Australian Scout, Kokoda Trail
Papua New Guinea 1942
This figure represents one of the celebrated Australians who managed to hold off and eventually defeat the Japanese who were intent on capturing Port Moresby as they crossed south into Papua from Guadalcanal in the Solomon Islands.
Both sides had to endure treacherous jungle conditions made even tougher as the trail crossed the Owen Stanley mountain range and without artillery, mortars or medium machine guns, the Australians faced an opponent equipped with mountain guns and light howitzers that had been carried into the mountains and proved to be a decisive advantage.
The campaign that started in July was finally over in November 1942 ending 5 months of disease, logistical nightmares and unbelievable physical hardship.
US B-17 Bomber Waist Gunner,
Like all crew positions on the Flying Fortress, the waist gunner was exposed to his fair share of peril-however you can easily argue his was the riskiest!

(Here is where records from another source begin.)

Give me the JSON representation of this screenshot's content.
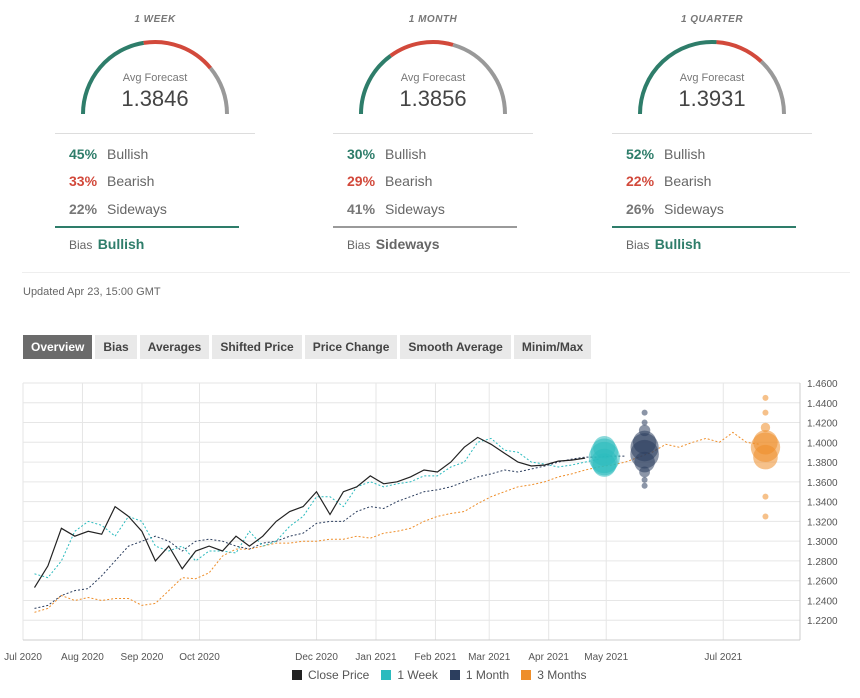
{
  "gauges": [
    {
      "period": "1 WEEK",
      "avg_label": "Avg Forecast",
      "avg_value": "1.3846",
      "bullish_pct": "45%",
      "bullish_label": "Bullish",
      "bearish_pct": "33%",
      "bearish_label": "Bearish",
      "sideways_pct": "22%",
      "sideways_label": "Sideways",
      "bias_label": "Bias",
      "bias_value": "Bullish",
      "bias_color": "#2e7d6a",
      "bias_rule_color": "#2e7d6a",
      "arc": [
        0.45,
        0.33,
        0.22
      ]
    },
    {
      "period": "1 MONTH",
      "avg_label": "Avg Forecast",
      "avg_value": "1.3856",
      "bullish_pct": "30%",
      "bullish_label": "Bullish",
      "bearish_pct": "29%",
      "bearish_label": "Bearish",
      "sideways_pct": "41%",
      "sideways_label": "Sideways",
      "bias_label": "Bias",
      "bias_value": "Sideways",
      "bias_color": "#666666",
      "bias_rule_color": "#9a9a9a",
      "arc": [
        0.3,
        0.29,
        0.41
      ]
    },
    {
      "period": "1 QUARTER",
      "avg_label": "Avg Forecast",
      "avg_value": "1.3931",
      "bullish_pct": "52%",
      "bullish_label": "Bullish",
      "bearish_pct": "22%",
      "bearish_label": "Bearish",
      "sideways_pct": "26%",
      "sideways_label": "Sideways",
      "bias_label": "Bias",
      "bias_value": "Bullish",
      "bias_color": "#2e7d6a",
      "bias_rule_color": "#2e7d6a",
      "arc": [
        0.52,
        0.22,
        0.26
      ]
    }
  ],
  "colors": {
    "bullish": "#2e7d6a",
    "bearish": "#d2493b",
    "sideways": "#999999"
  },
  "updated": "Updated Apr 23, 15:00 GMT",
  "tabs": [
    "Overview",
    "Bias",
    "Averages",
    "Shifted Price",
    "Price Change",
    "Smooth Average",
    "Minim/Max"
  ],
  "active_tab": "Overview",
  "chart_data": {
    "type": "line",
    "y_ticks": [
      "1.4600",
      "1.4400",
      "1.4200",
      "1.4000",
      "1.3800",
      "1.3600",
      "1.3400",
      "1.3200",
      "1.3000",
      "1.2800",
      "1.2600",
      "1.2400",
      "1.2200"
    ],
    "ylim": [
      1.2,
      1.46
    ],
    "x_tick_labels": [
      "Jul 2020",
      "Aug 2020",
      "Sep 2020",
      "Oct 2020",
      "Dec 2020",
      "Jan 2021",
      "Feb 2021",
      "Mar 2021",
      "Apr 2021",
      "May 2021",
      "Jul 2021"
    ],
    "x_tick_dates": [
      "2020-07-01",
      "2020-08-01",
      "2020-09-01",
      "2020-10-01",
      "2020-12-01",
      "2021-01-01",
      "2021-02-01",
      "2021-03-01",
      "2021-04-01",
      "2021-05-01",
      "2021-07-01"
    ],
    "xlim": [
      "2020-07-01",
      "2021-08-10"
    ],
    "grid": true,
    "series": [
      {
        "name": "Close Price",
        "color": "#222222",
        "dash": false,
        "points": [
          [
            "2020-07-07",
            1.253
          ],
          [
            "2020-07-14",
            1.275
          ],
          [
            "2020-07-21",
            1.313
          ],
          [
            "2020-07-28",
            1.305
          ],
          [
            "2020-08-04",
            1.31
          ],
          [
            "2020-08-11",
            1.307
          ],
          [
            "2020-08-18",
            1.335
          ],
          [
            "2020-08-25",
            1.325
          ],
          [
            "2020-09-01",
            1.31
          ],
          [
            "2020-09-08",
            1.28
          ],
          [
            "2020-09-15",
            1.295
          ],
          [
            "2020-09-22",
            1.272
          ],
          [
            "2020-09-29",
            1.29
          ],
          [
            "2020-10-06",
            1.295
          ],
          [
            "2020-10-13",
            1.29
          ],
          [
            "2020-10-20",
            1.305
          ],
          [
            "2020-10-27",
            1.295
          ],
          [
            "2020-11-03",
            1.305
          ],
          [
            "2020-11-10",
            1.32
          ],
          [
            "2020-11-17",
            1.33
          ],
          [
            "2020-11-24",
            1.335
          ],
          [
            "2020-12-01",
            1.35
          ],
          [
            "2020-12-08",
            1.327
          ],
          [
            "2020-12-15",
            1.35
          ],
          [
            "2020-12-22",
            1.355
          ],
          [
            "2020-12-29",
            1.366
          ],
          [
            "2021-01-05",
            1.358
          ],
          [
            "2021-01-12",
            1.36
          ],
          [
            "2021-01-19",
            1.365
          ],
          [
            "2021-01-26",
            1.372
          ],
          [
            "2021-02-02",
            1.37
          ],
          [
            "2021-02-09",
            1.38
          ],
          [
            "2021-02-16",
            1.395
          ],
          [
            "2021-02-23",
            1.405
          ],
          [
            "2021-03-02",
            1.398
          ],
          [
            "2021-03-09",
            1.389
          ],
          [
            "2021-03-16",
            1.38
          ],
          [
            "2021-03-23",
            1.376
          ],
          [
            "2021-03-30",
            1.377
          ],
          [
            "2021-04-06",
            1.381
          ],
          [
            "2021-04-13",
            1.382
          ],
          [
            "2021-04-20",
            1.384
          ]
        ]
      },
      {
        "name": "1 Week",
        "color": "#2bbbbe",
        "dash": true,
        "points": [
          [
            "2020-07-07",
            1.267
          ],
          [
            "2020-07-14",
            1.263
          ],
          [
            "2020-07-21",
            1.28
          ],
          [
            "2020-07-28",
            1.31
          ],
          [
            "2020-08-04",
            1.32
          ],
          [
            "2020-08-11",
            1.316
          ],
          [
            "2020-08-18",
            1.305
          ],
          [
            "2020-08-25",
            1.325
          ],
          [
            "2020-09-01",
            1.32
          ],
          [
            "2020-09-08",
            1.295
          ],
          [
            "2020-09-15",
            1.29
          ],
          [
            "2020-09-22",
            1.295
          ],
          [
            "2020-09-29",
            1.28
          ],
          [
            "2020-10-06",
            1.29
          ],
          [
            "2020-10-13",
            1.29
          ],
          [
            "2020-10-20",
            1.288
          ],
          [
            "2020-10-27",
            1.31
          ],
          [
            "2020-11-03",
            1.295
          ],
          [
            "2020-11-10",
            1.3
          ],
          [
            "2020-11-17",
            1.315
          ],
          [
            "2020-11-24",
            1.325
          ],
          [
            "2020-12-01",
            1.345
          ],
          [
            "2020-12-08",
            1.345
          ],
          [
            "2020-12-15",
            1.335
          ],
          [
            "2020-12-22",
            1.355
          ],
          [
            "2020-12-29",
            1.36
          ],
          [
            "2021-01-05",
            1.355
          ],
          [
            "2021-01-12",
            1.358
          ],
          [
            "2021-01-19",
            1.36
          ],
          [
            "2021-01-26",
            1.366
          ],
          [
            "2021-02-02",
            1.366
          ],
          [
            "2021-02-09",
            1.375
          ],
          [
            "2021-02-16",
            1.38
          ],
          [
            "2021-02-23",
            1.4
          ],
          [
            "2021-03-02",
            1.404
          ],
          [
            "2021-03-09",
            1.392
          ],
          [
            "2021-03-16",
            1.39
          ],
          [
            "2021-03-23",
            1.38
          ],
          [
            "2021-03-30",
            1.378
          ],
          [
            "2021-04-06",
            1.375
          ],
          [
            "2021-04-13",
            1.377
          ],
          [
            "2021-04-20",
            1.38
          ],
          [
            "2021-04-27",
            1.383
          ]
        ]
      },
      {
        "name": "1 Month",
        "color": "#2c3e5e",
        "dash": true,
        "points": [
          [
            "2020-07-07",
            1.232
          ],
          [
            "2020-07-14",
            1.235
          ],
          [
            "2020-07-21",
            1.245
          ],
          [
            "2020-07-28",
            1.25
          ],
          [
            "2020-08-04",
            1.252
          ],
          [
            "2020-08-11",
            1.265
          ],
          [
            "2020-08-18",
            1.28
          ],
          [
            "2020-08-25",
            1.295
          ],
          [
            "2020-09-01",
            1.3
          ],
          [
            "2020-09-08",
            1.305
          ],
          [
            "2020-09-15",
            1.3
          ],
          [
            "2020-09-22",
            1.29
          ],
          [
            "2020-09-29",
            1.3
          ],
          [
            "2020-10-06",
            1.302
          ],
          [
            "2020-10-13",
            1.3
          ],
          [
            "2020-10-20",
            1.295
          ],
          [
            "2020-10-27",
            1.292
          ],
          [
            "2020-11-03",
            1.298
          ],
          [
            "2020-11-10",
            1.3
          ],
          [
            "2020-11-17",
            1.305
          ],
          [
            "2020-11-24",
            1.308
          ],
          [
            "2020-12-01",
            1.318
          ],
          [
            "2020-12-08",
            1.32
          ],
          [
            "2020-12-15",
            1.32
          ],
          [
            "2020-12-22",
            1.33
          ],
          [
            "2020-12-29",
            1.335
          ],
          [
            "2021-01-05",
            1.333
          ],
          [
            "2021-01-12",
            1.34
          ],
          [
            "2021-01-19",
            1.345
          ],
          [
            "2021-01-26",
            1.35
          ],
          [
            "2021-02-02",
            1.352
          ],
          [
            "2021-02-09",
            1.355
          ],
          [
            "2021-02-16",
            1.36
          ],
          [
            "2021-02-23",
            1.365
          ],
          [
            "2021-03-02",
            1.368
          ],
          [
            "2021-03-09",
            1.372
          ],
          [
            "2021-03-16",
            1.37
          ],
          [
            "2021-03-23",
            1.373
          ],
          [
            "2021-03-30",
            1.376
          ],
          [
            "2021-04-06",
            1.38
          ],
          [
            "2021-04-13",
            1.383
          ],
          [
            "2021-04-20",
            1.385
          ],
          [
            "2021-04-27",
            1.385
          ],
          [
            "2021-05-04",
            1.386
          ],
          [
            "2021-05-11",
            1.386
          ]
        ]
      },
      {
        "name": "3 Months",
        "color": "#ee8e2a",
        "dash": true,
        "points": [
          [
            "2020-07-07",
            1.228
          ],
          [
            "2020-07-14",
            1.232
          ],
          [
            "2020-07-21",
            1.245
          ],
          [
            "2020-07-28",
            1.24
          ],
          [
            "2020-08-04",
            1.243
          ],
          [
            "2020-08-11",
            1.24
          ],
          [
            "2020-08-18",
            1.242
          ],
          [
            "2020-08-25",
            1.242
          ],
          [
            "2020-09-01",
            1.235
          ],
          [
            "2020-09-08",
            1.237
          ],
          [
            "2020-09-15",
            1.25
          ],
          [
            "2020-09-22",
            1.263
          ],
          [
            "2020-09-29",
            1.262
          ],
          [
            "2020-10-06",
            1.268
          ],
          [
            "2020-10-13",
            1.285
          ],
          [
            "2020-10-20",
            1.292
          ],
          [
            "2020-10-27",
            1.292
          ],
          [
            "2020-11-03",
            1.295
          ],
          [
            "2020-11-10",
            1.298
          ],
          [
            "2020-11-17",
            1.298
          ],
          [
            "2020-11-24",
            1.3
          ],
          [
            "2020-12-01",
            1.3
          ],
          [
            "2020-12-08",
            1.302
          ],
          [
            "2020-12-15",
            1.302
          ],
          [
            "2020-12-22",
            1.305
          ],
          [
            "2020-12-29",
            1.303
          ],
          [
            "2021-01-05",
            1.308
          ],
          [
            "2021-01-12",
            1.31
          ],
          [
            "2021-01-19",
            1.313
          ],
          [
            "2021-01-26",
            1.32
          ],
          [
            "2021-02-02",
            1.325
          ],
          [
            "2021-02-09",
            1.328
          ],
          [
            "2021-02-16",
            1.33
          ],
          [
            "2021-02-23",
            1.338
          ],
          [
            "2021-03-02",
            1.345
          ],
          [
            "2021-03-09",
            1.35
          ],
          [
            "2021-03-16",
            1.355
          ],
          [
            "2021-03-23",
            1.357
          ],
          [
            "2021-03-30",
            1.36
          ],
          [
            "2021-04-06",
            1.365
          ],
          [
            "2021-04-13",
            1.368
          ],
          [
            "2021-04-20",
            1.372
          ],
          [
            "2021-04-27",
            1.375
          ],
          [
            "2021-05-04",
            1.377
          ],
          [
            "2021-05-11",
            1.38
          ],
          [
            "2021-05-18",
            1.385
          ],
          [
            "2021-05-25",
            1.39
          ],
          [
            "2021-06-01",
            1.398
          ],
          [
            "2021-06-08",
            1.395
          ],
          [
            "2021-06-15",
            1.4
          ],
          [
            "2021-06-22",
            1.404
          ],
          [
            "2021-06-29",
            1.4
          ],
          [
            "2021-07-06",
            1.41
          ],
          [
            "2021-07-13",
            1.4
          ],
          [
            "2021-07-20",
            1.398
          ]
        ]
      }
    ],
    "forecast_bubbles": [
      {
        "series": "1 Week",
        "date": "2021-04-30",
        "color": "#2bbbbe",
        "values": [
          1.377,
          1.3846,
          1.39,
          1.395,
          1.38
        ]
      },
      {
        "series": "1 Month",
        "date": "2021-05-21",
        "color": "#2c3e5e",
        "values": [
          1.43,
          1.42,
          1.412,
          1.4,
          1.395,
          1.388,
          1.38,
          1.37,
          1.362,
          1.356
        ]
      },
      {
        "series": "3 Months",
        "date": "2021-07-23",
        "color": "#ee8e2a",
        "values": [
          1.445,
          1.43,
          1.415,
          1.4,
          1.395,
          1.385,
          1.345,
          1.325
        ]
      }
    ],
    "legend": [
      "Close Price",
      "1 Week",
      "1 Month",
      "3 Months"
    ],
    "legend_colors": [
      "#222222",
      "#2bbbbe",
      "#2c3e5e",
      "#ee8e2a"
    ]
  }
}
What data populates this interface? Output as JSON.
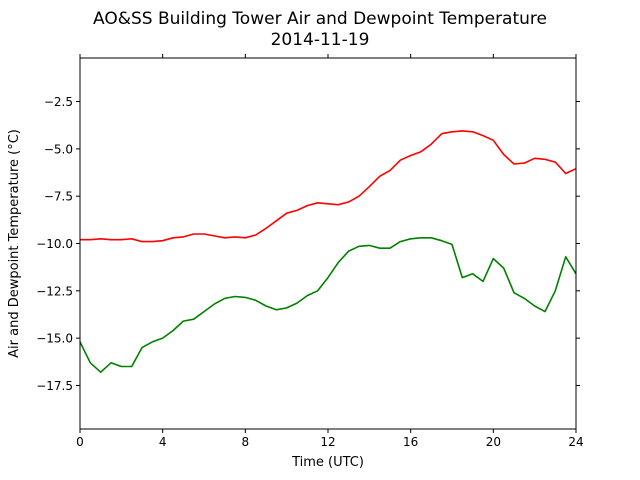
{
  "chart_data": {
    "type": "line",
    "title": "AO&SS Building Tower Air and Dewpoint Temperature",
    "subtitle": "2014-11-19",
    "xlabel": "Time (UTC)",
    "ylabel": "Air and Dewpoint Temperature (°C)",
    "xlim": [
      0,
      24
    ],
    "ylim": [
      -19.8,
      -0.2
    ],
    "xticks": [
      0,
      4,
      8,
      12,
      16,
      20,
      24
    ],
    "yticks": [
      -17.5,
      -15.0,
      -12.5,
      -10.0,
      -7.5,
      -5.0,
      -2.5
    ],
    "xtick_labels": [
      "0",
      "4",
      "8",
      "12",
      "16",
      "20",
      "24"
    ],
    "ytick_labels": [
      "−17.5",
      "−15.0",
      "−12.5",
      "−10.0",
      "−7.5",
      "−5.0",
      "−2.5"
    ],
    "grid": false,
    "series": [
      {
        "color": "#ff0000",
        "x": [
          0,
          0.5,
          1,
          1.5,
          2,
          2.5,
          3,
          3.5,
          4,
          4.5,
          5,
          5.5,
          6,
          6.5,
          7,
          7.5,
          8,
          8.5,
          9,
          9.5,
          10,
          10.5,
          11,
          11.5,
          12,
          12.5,
          13,
          13.5,
          14,
          14.5,
          15,
          15.5,
          16,
          16.5,
          17,
          17.5,
          18,
          18.5,
          19,
          19.5,
          20,
          20.5,
          21,
          21.5,
          22,
          22.5,
          23,
          23.5,
          24
        ],
        "values": [
          -9.8,
          -9.8,
          -9.75,
          -9.8,
          -9.8,
          -9.75,
          -9.9,
          -9.9,
          -9.85,
          -9.7,
          -9.65,
          -9.5,
          -9.5,
          -9.6,
          -9.7,
          -9.65,
          -9.7,
          -9.55,
          -9.2,
          -8.8,
          -8.4,
          -8.25,
          -8.0,
          -7.85,
          -7.9,
          -7.95,
          -7.8,
          -7.5,
          -7.0,
          -6.45,
          -6.15,
          -5.6,
          -5.35,
          -5.15,
          -4.75,
          -4.2,
          -4.1,
          -4.05,
          -4.1,
          -4.3,
          -4.55,
          -5.3,
          -5.8,
          -5.75,
          -5.5,
          -5.55,
          -5.7,
          -6.3,
          -6.05
        ]
      },
      {
        "color": "#008000",
        "x": [
          0,
          0.5,
          1,
          1.5,
          2,
          2.5,
          3,
          3.5,
          4,
          4.5,
          5,
          5.5,
          6,
          6.5,
          7,
          7.5,
          8,
          8.5,
          9,
          9.5,
          10,
          10.5,
          11,
          11.5,
          12,
          12.5,
          13,
          13.5,
          14,
          14.5,
          15,
          15.5,
          16,
          16.5,
          17,
          17.5,
          18,
          18.5,
          19,
          19.5,
          20,
          20.5,
          21,
          21.5,
          22,
          22.5,
          23,
          23.5,
          24
        ],
        "values": [
          -15.2,
          -16.3,
          -16.8,
          -16.3,
          -16.5,
          -16.5,
          -15.5,
          -15.2,
          -15.0,
          -14.6,
          -14.1,
          -14.0,
          -13.6,
          -13.2,
          -12.9,
          -12.8,
          -12.85,
          -13.0,
          -13.3,
          -13.5,
          -13.4,
          -13.15,
          -12.75,
          -12.5,
          -11.8,
          -11.0,
          -10.4,
          -10.15,
          -10.1,
          -10.25,
          -10.25,
          -9.9,
          -9.75,
          -9.7,
          -9.7,
          -9.85,
          -10.05,
          -11.8,
          -11.6,
          -12.0,
          -10.8,
          -11.3,
          -12.6,
          -12.9,
          -13.3,
          -13.6,
          -12.5,
          -10.7,
          -11.6
        ]
      }
    ]
  }
}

On all the B-17's except the G model both left & right gunners were directly opposite each other, making it cramped and often the gunners would accidentally unplug one another from the plane's oxygen system. The worst problem about the waist position was not fear of loosing oxygen, rather it was frostbite-waist windows on the B-17 were open to a 200 mph, -50 below zero, slipstream of air. Exposure to this extremely cold air for even a few seconds could leave one with a mild frostbite. To battle this enemy, waist gunners wore layers of heavy clothing and an electrically heated suit. However this equipment had to be put on before reaching the high altitude and, while the aircraft was climbing, the waist gunners had to be careful not to sweat because the sweat would freeze once the higher altitudes were reached making their task even more miserable. This cold would also cause ice to form in the oxygen masks of the gunners. This had to be cleared frequently as it would block oxygen flow if went unchecked.